Scientists able to decode `internal voices`

London: Scientists have developed a striking method that can reconstruct words based on the brain waves of patients thinking of those words, a technique they say could soon help comatose and locked-in patients communicate.

Devised by researchers at the University of California, the technique relies on gathering electrical signals directly from patients` brains.

Based on the signals from listening patients, a computer model was used to reconstruct the sounds of words that they were thinking of, the researchers said.

While several approaches have in recent years suggested that scientists are closing in on methods to tap into our very thoughts, the latest study, reported in PLoS Biology, achieved its result by implanting electrodes directly into a part of participants` brains, the BBC News reported.

In a 2011 study, participants with electrodes in direct brain contact were able to move a cursor on a screen by simply thinking of vowel sounds.

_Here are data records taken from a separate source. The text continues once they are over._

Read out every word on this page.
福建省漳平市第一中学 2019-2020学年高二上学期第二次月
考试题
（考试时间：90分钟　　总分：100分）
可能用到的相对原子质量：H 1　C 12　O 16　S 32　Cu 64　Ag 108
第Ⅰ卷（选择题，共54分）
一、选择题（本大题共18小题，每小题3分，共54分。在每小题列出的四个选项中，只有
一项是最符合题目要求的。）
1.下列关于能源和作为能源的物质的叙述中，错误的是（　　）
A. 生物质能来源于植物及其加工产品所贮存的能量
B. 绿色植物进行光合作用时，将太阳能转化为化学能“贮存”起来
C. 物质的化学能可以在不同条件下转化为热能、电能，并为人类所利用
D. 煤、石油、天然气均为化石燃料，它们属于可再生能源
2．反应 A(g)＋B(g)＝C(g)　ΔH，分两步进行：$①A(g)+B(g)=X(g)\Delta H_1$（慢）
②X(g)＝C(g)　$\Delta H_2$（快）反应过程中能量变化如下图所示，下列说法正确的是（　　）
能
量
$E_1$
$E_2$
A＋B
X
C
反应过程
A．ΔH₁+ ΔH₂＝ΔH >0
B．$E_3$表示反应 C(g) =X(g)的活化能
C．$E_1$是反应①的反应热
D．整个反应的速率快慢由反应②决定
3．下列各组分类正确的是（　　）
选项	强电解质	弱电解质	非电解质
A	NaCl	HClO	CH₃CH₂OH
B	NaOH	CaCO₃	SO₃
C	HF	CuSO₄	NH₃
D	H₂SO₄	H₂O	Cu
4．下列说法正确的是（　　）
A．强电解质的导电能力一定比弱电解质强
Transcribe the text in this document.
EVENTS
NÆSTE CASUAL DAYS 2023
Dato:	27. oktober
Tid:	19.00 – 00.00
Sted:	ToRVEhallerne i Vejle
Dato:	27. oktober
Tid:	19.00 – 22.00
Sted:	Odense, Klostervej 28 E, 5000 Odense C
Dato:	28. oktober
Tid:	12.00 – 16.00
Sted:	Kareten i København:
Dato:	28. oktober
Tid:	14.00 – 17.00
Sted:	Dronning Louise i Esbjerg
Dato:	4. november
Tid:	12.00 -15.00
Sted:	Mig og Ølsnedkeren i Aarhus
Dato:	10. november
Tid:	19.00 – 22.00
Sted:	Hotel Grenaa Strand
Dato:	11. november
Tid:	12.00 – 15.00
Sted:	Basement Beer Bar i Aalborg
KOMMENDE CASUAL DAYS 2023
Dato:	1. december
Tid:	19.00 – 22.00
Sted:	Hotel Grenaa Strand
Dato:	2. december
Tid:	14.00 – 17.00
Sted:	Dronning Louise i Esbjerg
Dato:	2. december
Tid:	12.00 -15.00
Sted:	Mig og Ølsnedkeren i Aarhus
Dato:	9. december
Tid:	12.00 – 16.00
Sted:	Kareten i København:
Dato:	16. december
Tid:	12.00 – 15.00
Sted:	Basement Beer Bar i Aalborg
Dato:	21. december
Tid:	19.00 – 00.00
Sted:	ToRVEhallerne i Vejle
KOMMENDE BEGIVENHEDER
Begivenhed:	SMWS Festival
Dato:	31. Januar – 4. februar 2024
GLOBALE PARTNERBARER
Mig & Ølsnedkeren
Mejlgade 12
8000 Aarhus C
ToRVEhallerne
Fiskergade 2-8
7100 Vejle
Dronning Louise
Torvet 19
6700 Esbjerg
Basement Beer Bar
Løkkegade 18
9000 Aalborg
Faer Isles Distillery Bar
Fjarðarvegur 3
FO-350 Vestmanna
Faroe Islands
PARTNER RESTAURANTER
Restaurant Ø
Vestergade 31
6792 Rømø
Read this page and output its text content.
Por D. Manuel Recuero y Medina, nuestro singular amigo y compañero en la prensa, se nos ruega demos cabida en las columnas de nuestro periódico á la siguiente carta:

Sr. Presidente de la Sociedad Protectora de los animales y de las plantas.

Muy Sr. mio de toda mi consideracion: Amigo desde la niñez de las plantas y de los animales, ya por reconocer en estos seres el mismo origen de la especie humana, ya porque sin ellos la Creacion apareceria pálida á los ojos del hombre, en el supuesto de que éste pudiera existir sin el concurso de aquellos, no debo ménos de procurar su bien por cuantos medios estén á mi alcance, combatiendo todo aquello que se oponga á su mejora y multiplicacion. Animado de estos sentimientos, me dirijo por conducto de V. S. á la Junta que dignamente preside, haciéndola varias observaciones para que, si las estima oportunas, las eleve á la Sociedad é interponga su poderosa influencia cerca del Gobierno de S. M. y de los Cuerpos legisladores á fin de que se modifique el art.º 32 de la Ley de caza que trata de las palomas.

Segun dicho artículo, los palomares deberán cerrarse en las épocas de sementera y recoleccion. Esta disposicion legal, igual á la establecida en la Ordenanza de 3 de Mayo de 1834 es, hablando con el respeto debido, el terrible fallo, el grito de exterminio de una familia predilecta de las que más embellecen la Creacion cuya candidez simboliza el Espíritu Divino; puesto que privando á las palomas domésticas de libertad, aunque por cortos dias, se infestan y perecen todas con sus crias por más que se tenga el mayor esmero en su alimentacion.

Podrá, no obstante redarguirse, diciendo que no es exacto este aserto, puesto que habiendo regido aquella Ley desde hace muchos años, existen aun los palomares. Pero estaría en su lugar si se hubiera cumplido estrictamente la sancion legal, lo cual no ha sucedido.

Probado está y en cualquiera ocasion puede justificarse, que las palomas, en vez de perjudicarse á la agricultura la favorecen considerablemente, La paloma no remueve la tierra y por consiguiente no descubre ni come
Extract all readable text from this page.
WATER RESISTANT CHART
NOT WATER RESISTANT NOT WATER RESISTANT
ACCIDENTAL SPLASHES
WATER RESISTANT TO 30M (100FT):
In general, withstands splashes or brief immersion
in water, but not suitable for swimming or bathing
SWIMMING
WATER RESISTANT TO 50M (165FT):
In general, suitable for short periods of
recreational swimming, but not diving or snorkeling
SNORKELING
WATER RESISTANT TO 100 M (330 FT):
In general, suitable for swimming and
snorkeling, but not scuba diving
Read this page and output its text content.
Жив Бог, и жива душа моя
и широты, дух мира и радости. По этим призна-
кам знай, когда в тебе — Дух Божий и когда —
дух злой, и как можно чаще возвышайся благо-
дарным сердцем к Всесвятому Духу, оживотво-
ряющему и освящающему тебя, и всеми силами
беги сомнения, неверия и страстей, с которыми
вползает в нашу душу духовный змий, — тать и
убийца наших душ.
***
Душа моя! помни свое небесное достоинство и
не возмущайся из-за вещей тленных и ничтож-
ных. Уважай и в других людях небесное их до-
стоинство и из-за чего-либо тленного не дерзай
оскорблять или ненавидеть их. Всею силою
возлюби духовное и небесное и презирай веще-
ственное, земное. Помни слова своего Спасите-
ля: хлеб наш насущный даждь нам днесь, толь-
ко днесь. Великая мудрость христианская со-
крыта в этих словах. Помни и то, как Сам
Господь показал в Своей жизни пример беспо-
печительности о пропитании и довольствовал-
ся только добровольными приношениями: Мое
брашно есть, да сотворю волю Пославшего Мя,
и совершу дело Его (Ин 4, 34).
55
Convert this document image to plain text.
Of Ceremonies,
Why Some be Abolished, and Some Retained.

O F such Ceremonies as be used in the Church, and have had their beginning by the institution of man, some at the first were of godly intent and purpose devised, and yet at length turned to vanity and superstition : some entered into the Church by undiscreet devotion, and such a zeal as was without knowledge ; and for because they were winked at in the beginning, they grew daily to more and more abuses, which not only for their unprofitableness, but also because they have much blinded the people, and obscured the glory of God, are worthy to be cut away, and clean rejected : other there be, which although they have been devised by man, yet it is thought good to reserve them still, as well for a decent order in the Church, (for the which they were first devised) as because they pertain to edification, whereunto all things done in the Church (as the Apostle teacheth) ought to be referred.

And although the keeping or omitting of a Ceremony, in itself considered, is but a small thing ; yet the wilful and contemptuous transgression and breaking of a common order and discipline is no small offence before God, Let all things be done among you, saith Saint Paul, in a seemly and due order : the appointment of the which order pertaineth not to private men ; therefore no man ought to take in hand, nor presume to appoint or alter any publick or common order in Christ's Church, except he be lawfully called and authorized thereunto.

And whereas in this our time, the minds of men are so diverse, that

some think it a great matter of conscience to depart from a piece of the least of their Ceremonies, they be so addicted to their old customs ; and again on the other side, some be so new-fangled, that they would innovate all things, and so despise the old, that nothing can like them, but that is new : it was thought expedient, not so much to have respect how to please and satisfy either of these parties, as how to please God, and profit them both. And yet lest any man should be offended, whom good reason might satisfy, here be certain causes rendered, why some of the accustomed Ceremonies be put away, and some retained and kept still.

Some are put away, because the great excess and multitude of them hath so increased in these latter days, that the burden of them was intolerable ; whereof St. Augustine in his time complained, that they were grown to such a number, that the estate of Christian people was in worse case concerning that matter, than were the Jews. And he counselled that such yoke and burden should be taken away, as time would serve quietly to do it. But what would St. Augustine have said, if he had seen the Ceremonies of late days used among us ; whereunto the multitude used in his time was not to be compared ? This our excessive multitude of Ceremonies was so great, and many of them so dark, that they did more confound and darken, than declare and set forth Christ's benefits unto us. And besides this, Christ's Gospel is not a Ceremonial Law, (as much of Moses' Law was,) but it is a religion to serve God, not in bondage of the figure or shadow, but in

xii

By studying patterns of blood flow related to particular images, a group led by Jack Gallant at the University of California Berkeley showed that patterns can be used to guess images being thought of -- recreating "movies in the mind".

Now, another UC Berkeley team led by Dr Brian Pasley has taken that "stimulus reconstruction" work a step further.

"This is inspired by a lot of Jack`s work," Dr Pasley said. "One question was... how far can we get in the auditory system by taking a very similar modelling approach?"

The team focused on an area of the brain called the superior temporal gyrus, or STG, that help us make linguistic sense of the sounds we hear.

The team monitored the STG brain waves of 15 patients who were undergoing surgery for epilepsy or tumours, while playing audio of different speakers reciting words and sentences.

The trick is disentangling the chaos of electrical signals that the audio brought about in the patients` STG regions. To do that, the team employed a computer model that helped map out which parts of the brain were firing at what rate, when different frequencies of sound were played.

With the help of that model, when patients were presented with words to think about, the team was able to guess which word the participants had chosen.
They were even able to reconstruct some of the words, turning the brain waves they saw back into sound on the basis of what the computer model suggested those waves meant.

"There`s a two-pronged nature of this work -- one is the basic science of how the brain does things," said senior study author Robert Knight.

"From a prosthetic view, people who have speech disorders could possibly have a prosthetic device when they can`t speak but they can imagine what they want to say," Prof Knight said.

"The patients are giving us this data, so it`d be nice if we gave something back to them eventually."

However, the authors said that the thought-translation idea is still to be vastly improved before such prosthetics become a reality.